Allocators

2024/02/25

Rusty penguin. Created by DALL·E 3.

User Land

When is it used?

In user land, the programmer typically does not explicitly call an allocator. Instead, whenever you use types like Box, Vec or String, in the background the global allocator is used to allocate and free memory. This global allocator is part of the Rust standard library std. Therefore, in order to define your own allocator, you have to import the GlobalAlloc trait and implement it:

use std::alloc::GlobalAlloc

For userspace programs, the standard allocator used can be found in library/alloc/src/alloc.rs. Per default, if no custom allocator is defined to be used, the allocation call results in a call to System.alloc. The allocator used for the system can be hunted down through many abstraction layer to the libc crate, where the bindings for each operating system are implemented.

How to add an allocator

The trait std::alloc::GlobalAlloc defines the interface for global memory allocators. The Rust compiler plugs in the memory allocator that is actually used at compile time. If you want to add your own custom allocator, you have to implement this trait and, using attribute #[global_allocator], tell the Rust compiler to use this allocator instead of the default.

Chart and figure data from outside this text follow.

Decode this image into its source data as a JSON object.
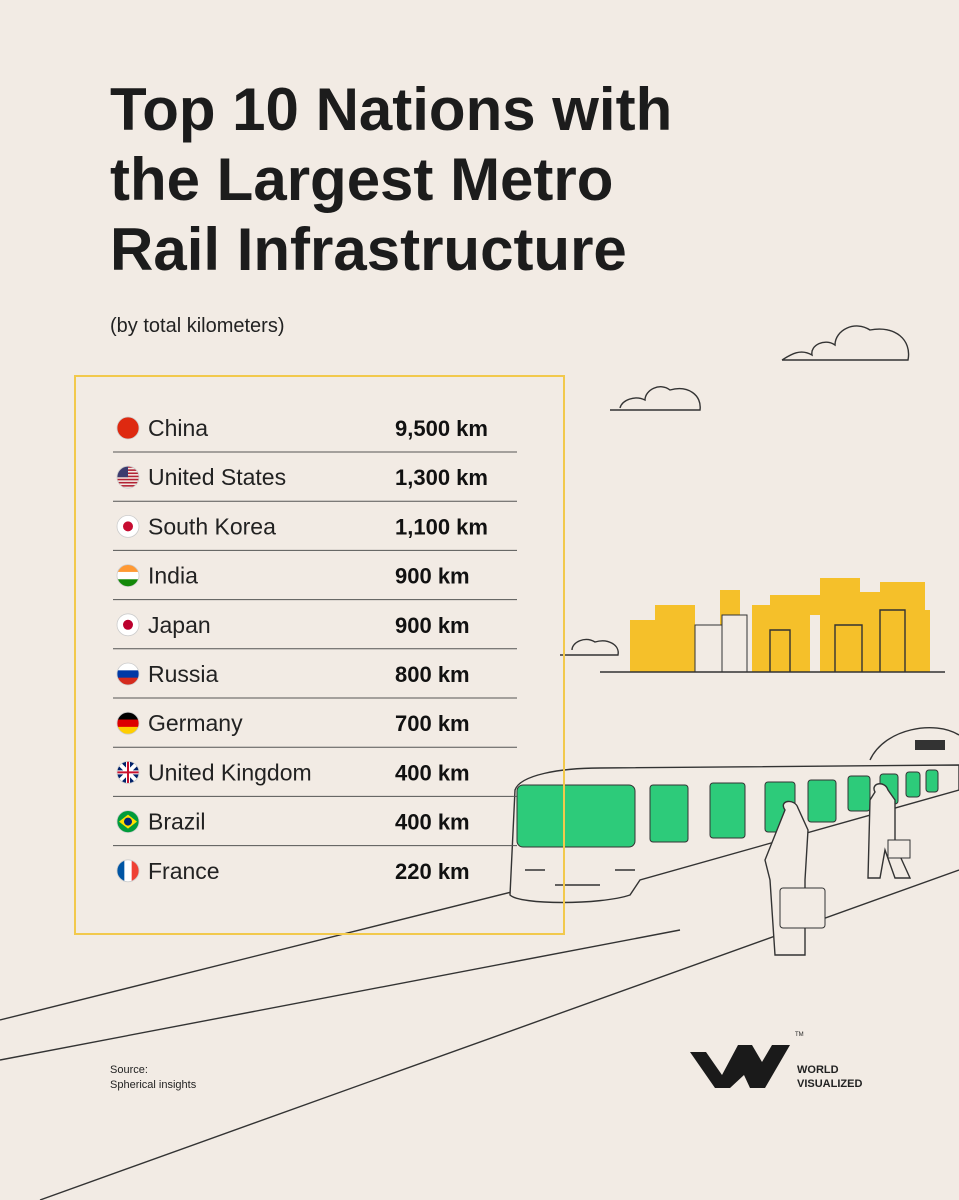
{
  "header": {
    "title_lines": [
      "Top 10 Nations with",
      "the Largest Metro",
      "Rail Infrastructure"
    ],
    "subtitle": "(by total kilometers)"
  },
  "table": {
    "rows": [
      [
        "China",
        "9,500 km"
      ],
      [
        "United States",
        "1,300 km"
      ],
      [
        "South Korea",
        "1,100 km"
      ],
      [
        "India",
        "900 km"
      ],
      [
        "Japan",
        "900 km"
      ],
      [
        "Russia",
        "800 km"
      ],
      [
        "Germany",
        "700 km"
      ],
      [
        "United Kingdom",
        "400 km"
      ],
      [
        "Brazil",
        "400 km"
      ],
      [
        "France",
        "220 km"
      ]
    ]
  },
  "footer": {
    "source_label": "Source:",
    "source": "Spherical insights",
    "brand_lines": [
      "WORLD",
      "VISUALIZED"
    ],
    "trademark": "TM"
  }
}
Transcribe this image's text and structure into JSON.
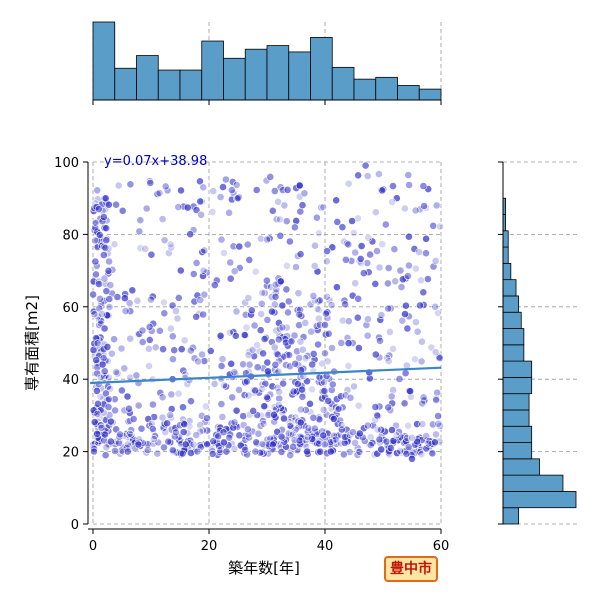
{
  "chart_data": {
    "type": "scatter",
    "title": "",
    "xlabel": "築年数[年]",
    "ylabel": "専有面積[m2]",
    "xlim": [
      0,
      60
    ],
    "ylim": [
      0,
      100
    ],
    "xticks": [
      0,
      20,
      40,
      60
    ],
    "yticks": [
      0,
      20,
      40,
      60,
      80,
      100
    ],
    "grid": true,
    "regression": {
      "label": "y=0.07x+38.98",
      "slope": 0.07,
      "intercept": 38.98,
      "color": "#3a86c8"
    },
    "point_color": "#2c2cc8",
    "hist_color": "#5b9dc9",
    "sample_points": [
      [
        1,
        87
      ],
      [
        2,
        54
      ],
      [
        4,
        42
      ],
      [
        7,
        29
      ],
      [
        9,
        76
      ],
      [
        12,
        35
      ],
      [
        14,
        48
      ],
      [
        16,
        22
      ],
      [
        19,
        93
      ],
      [
        21,
        66
      ],
      [
        23,
        20
      ],
      [
        25,
        90
      ],
      [
        27,
        44
      ],
      [
        29,
        58
      ],
      [
        31,
        22
      ],
      [
        33,
        88
      ],
      [
        35,
        71
      ],
      [
        37,
        24
      ],
      [
        38,
        63
      ],
      [
        40,
        55
      ],
      [
        41,
        20
      ],
      [
        43,
        82
      ],
      [
        45,
        38
      ],
      [
        47,
        99
      ],
      [
        49,
        30
      ],
      [
        51,
        45
      ],
      [
        53,
        70
      ],
      [
        55,
        18
      ],
      [
        57,
        35
      ],
      [
        59,
        60
      ],
      [
        6,
        20
      ],
      [
        18,
        20
      ],
      [
        28,
        20
      ],
      [
        34,
        19
      ],
      [
        24,
        35
      ],
      [
        10,
        62
      ],
      [
        3,
        66
      ],
      [
        46,
        25
      ],
      [
        30,
        35
      ],
      [
        22,
        52
      ]
    ],
    "x_hist": {
      "bin_width": 3.75,
      "counts": [
        86,
        35,
        49,
        33,
        33,
        65,
        46,
        56,
        60,
        53,
        69,
        36,
        23,
        25,
        16,
        12
      ]
    },
    "y_hist": {
      "bin_width": 4.5,
      "counts": [
        6,
        28,
        23,
        14,
        11,
        11,
        10,
        10,
        11,
        11,
        8,
        8,
        7,
        6,
        5,
        3,
        2,
        2,
        1,
        1,
        0,
        0
      ]
    }
  },
  "city_badge": "豊中市"
}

use std::alloc::{GlobalAlloc, Layout};

struct MyAllocator;

unsafe impl GlobalAlloc for KernelAllocator {
    fn alloc(&self, layout: Layout) -> *mut u8 {
        // Add memory and return a pointer to it
    }

    fn dealloc(&self, ptr: *mut u8, _layout: Layout) {
        // Free memory and return it to memory pool
    }
}

#[global_allocator]
static ALLOCATOR: MyAllocator = MyAllocator;

struct Layout contains information about the size of memory to allocate as well as the alignment requirement of the memory (which always need to be a power of two).

Writing your own memory allocator is useful only in certain situations, when you need fine-grained control over memory management. This can be the case when writing low level code for an embedded system, or an operating system, which brings us to the next chapter.

Kernel Land

Differences to User Land

One obvious differences to the userspace memory allocator is that the kernel memory allocator is operating in kernel space. Moreover, while the Rust standard library uses the system’s memory allocation APIs (e.g. malloc and free on Unix-like systems). In the Linux kernel space on the other hand, the kernel allocators are used (e.g. krealloc, kfree).

Instead of the std crate, which relies on underlying operating system services such as threads, files, networks, heap memory allocation, the kernel uses the core crate.

use core::alloc::GlobalAlloc

If you look at the difference in the alloc/ directory between Rust for Linux and rust-lang, you won’t see many differences. Most of the kernel specific allocation code you will find in the file rust/kernel/allocator.rs. The part that already made it mainline implements alloc and dealloc, which a person writing modules will not come in contact with anyways. More changes that might eventually be integrated can be found in the Rust-for-Linux repository. Those changes would use krealloc_aligned in order to prevent misaligned allocations, because the alignment guarantees provided by the SLAB allocator might be smaller than the ones required by the struct Layout. Unaligned memory access can lead to segmentation faults on some architectures, and slow down memory access on others.

struct KernelAllocator;

unsafe fn krealloc_aligned(ptr: *mut u8, new_layout: Layout, flags: bindings::gfp_t) -> *mut u8 {
    let layout = new_layout.pad_to_align();
    let mut size = layout.size();

    if layout.align() > bindings::ARCH_SLAB_MINALIGN {
        size = size.next_power_of_two();
    }
    unsafe { bindings::krealloc(ptr as *const core::ffi::c_void, size, flags) as *mut u8 }
}

unsafe impl GlobalAlloc for KernelAllocator {
    unsafe fn alloc(&self, layout: Layout) -> *mut u8 {
        unsafe { krealloc_aligned(ptr::null_mut(), layout, bindings::GFP_KERNEL) }
    }

    unsafe fn dealloc(&self, ptr: *mut u8, _layout: Layout) {
        unsafe { bindings::kfree(ptr as *const core::ffi::c_void); }
    }
    // ...
}

The functions implemented use bindings to call the kernel alloc functions. The only gotcha is that you have to call krealloc instead of the usually used kmalloc function, because kmalloc is an inline function and can therefore not be bound to a result. In other words, bindings can only work on functions over a FFI (foreign function interface). But calling krealloc with a null pointern has the same effect as a call to kmalloc would have.

The function furthermore has to be wrapped in an unsafe {} block, because the compiler can not analyze C code and assure memory safety of that code, etc. The unsafe block tells the compiler not to bother analyzing this part of the code.